I understand the reasoning. But now I'm stuck, how do shops that have multiple editors working handle storage (I'm new to Video editing, thanks for the patience)?
If I give each guy (2-3) an external/local drive, then I have a massive backup problem.... I'm sure I'm missing something obvious.
Thanks again
Joe
 
I understand the reasoning. But now I'm stuck, how do shops that have multiple editors working handle storage (I'm new to Video editing, thanks for the patience)?
If I give each guy (2-3) an external/local drive, then I have a massive backup problem.... I'm sure I'm missing something obvious.
Thanks again
Joe

For a single user it'd probably work, but I can understand why Apple wouldn't endorse it -- too many variables at play in regards to setup. I don't know for sure what the "big guys" use (I'm not in the video industry), but I do manage storage arrays for server farms. I'm guessing they use a fiber channel array comprised of at least 8 (probably more though) drives in RAID-10 or RAID-50 with a 2 or 4Gb/s fiber connection back to each machines HBA. This type of hardware gets real expensive, real quick and out of reach for most users.

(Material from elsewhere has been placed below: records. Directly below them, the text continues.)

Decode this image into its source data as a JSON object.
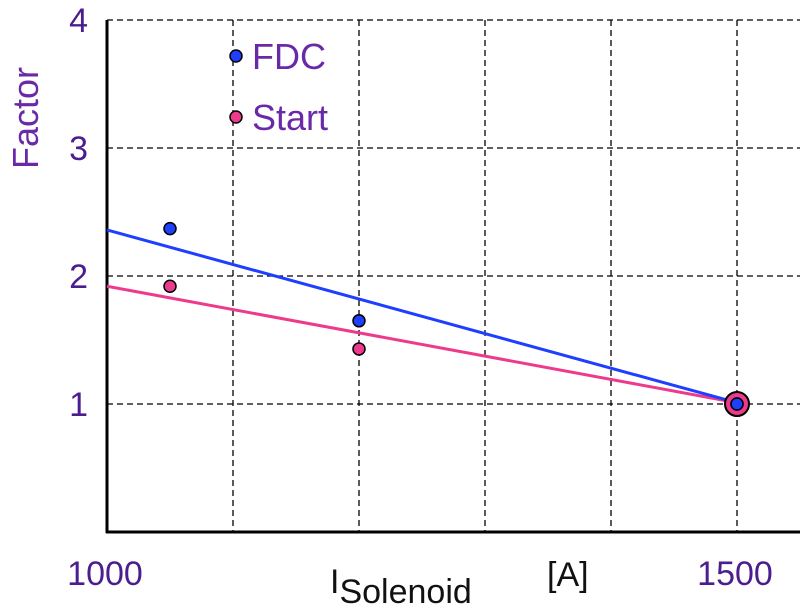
{
  "chart_data": {
    "type": "scatter",
    "xlabel_main": "I",
    "xlabel_sub": "Solenoid",
    "xlabel_unit": "[A]",
    "ylabel": "Factor",
    "xlim": [
      1000,
      1550
    ],
    "ylim": [
      0,
      4
    ],
    "x_ticks": [
      1000,
      1500
    ],
    "x_tick_labels": [
      "1000",
      "1500"
    ],
    "y_ticks": [
      1,
      2,
      3,
      4
    ],
    "y_tick_labels": [
      "1",
      "2",
      "3",
      "4"
    ],
    "x_grid": [
      1100,
      1200,
      1300,
      1400,
      1500
    ],
    "y_grid": [
      1,
      2,
      3,
      4
    ],
    "grid": true,
    "legend_placement": "top-left",
    "series": [
      {
        "name": "FDC",
        "color": "#1f3fff",
        "points": [
          [
            1050,
            2.37
          ],
          [
            1200,
            1.65
          ],
          [
            1500,
            1.0
          ]
        ],
        "fit_line": [
          [
            1000,
            2.36
          ],
          [
            1500,
            1.01
          ]
        ]
      },
      {
        "name": "Start",
        "color": "#ee3a8c",
        "points": [
          [
            1050,
            1.92
          ],
          [
            1200,
            1.43
          ],
          [
            1500,
            1.0
          ]
        ],
        "fit_line": [
          [
            1000,
            1.92
          ],
          [
            1500,
            1.01
          ]
        ]
      }
    ]
  }
}
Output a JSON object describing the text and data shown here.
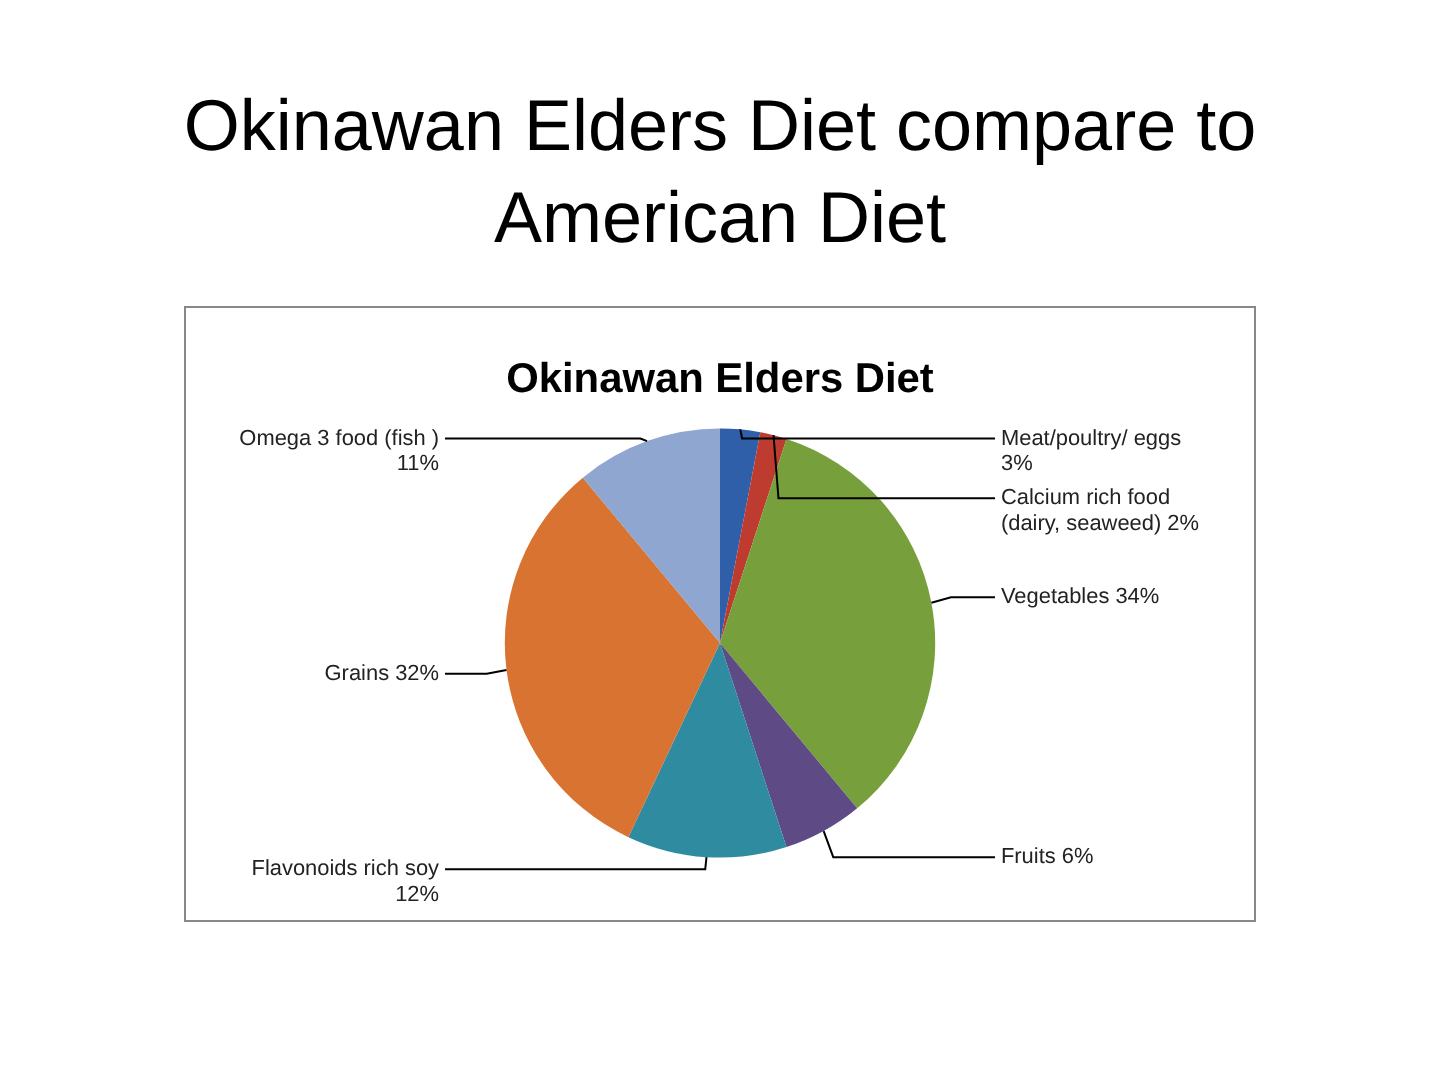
{
  "chart_data": {
    "type": "pie",
    "title": "Okinawan Elders Diet compare to American Diet",
    "subtitle": "Okinawan Elders Diet",
    "categories": [
      "Meat/poultry/ eggs",
      "Calcium rich food (dairy, seaweed)",
      "Vegetables",
      "Fruits",
      "Flavonoids rich soy",
      "Grains",
      "Omega 3 food (fish )"
    ],
    "values": [
      3,
      2,
      34,
      6,
      12,
      32,
      11
    ],
    "value_labels": [
      "3%",
      "2%",
      "34%",
      "6%",
      "12%",
      "32%",
      "11%"
    ],
    "colors": [
      "#2e5fa8",
      "#be3c2f",
      "#77a03c",
      "#5e4a85",
      "#2e8ba0",
      "#d87331",
      "#8ea6d0"
    ],
    "legend": false
  }
}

I don't think your backup issue is a bad as you think though. Give each user / station their own small firewire or esata array, then use something like Chronosync to automatically back their data up on a schedule to another machine (could be something as small as a mac mini with external storage) over gig ethernet. The backups would take some time to run and you'd likely want to do that overnight daily.

I love this type of stuff, so I'd be interested in hearing how this is actually approached by semi pro, pro and large scale production houses.
 
Yep, fibre channel or even 10-gig ethernet. But the RAID here is often to prevent downtime, not to act as the full back-up plan. Project files and footage will be backed up on separate hard drives or tapes.

The main benefits of this kind of set-up come when you need several people working with the same footage at the same time. It can be really complicated to administer though, so I'd throw that idea out of the window straight away. If they're working independently, it'll be a lot easier to have each person manage their own drive cloning.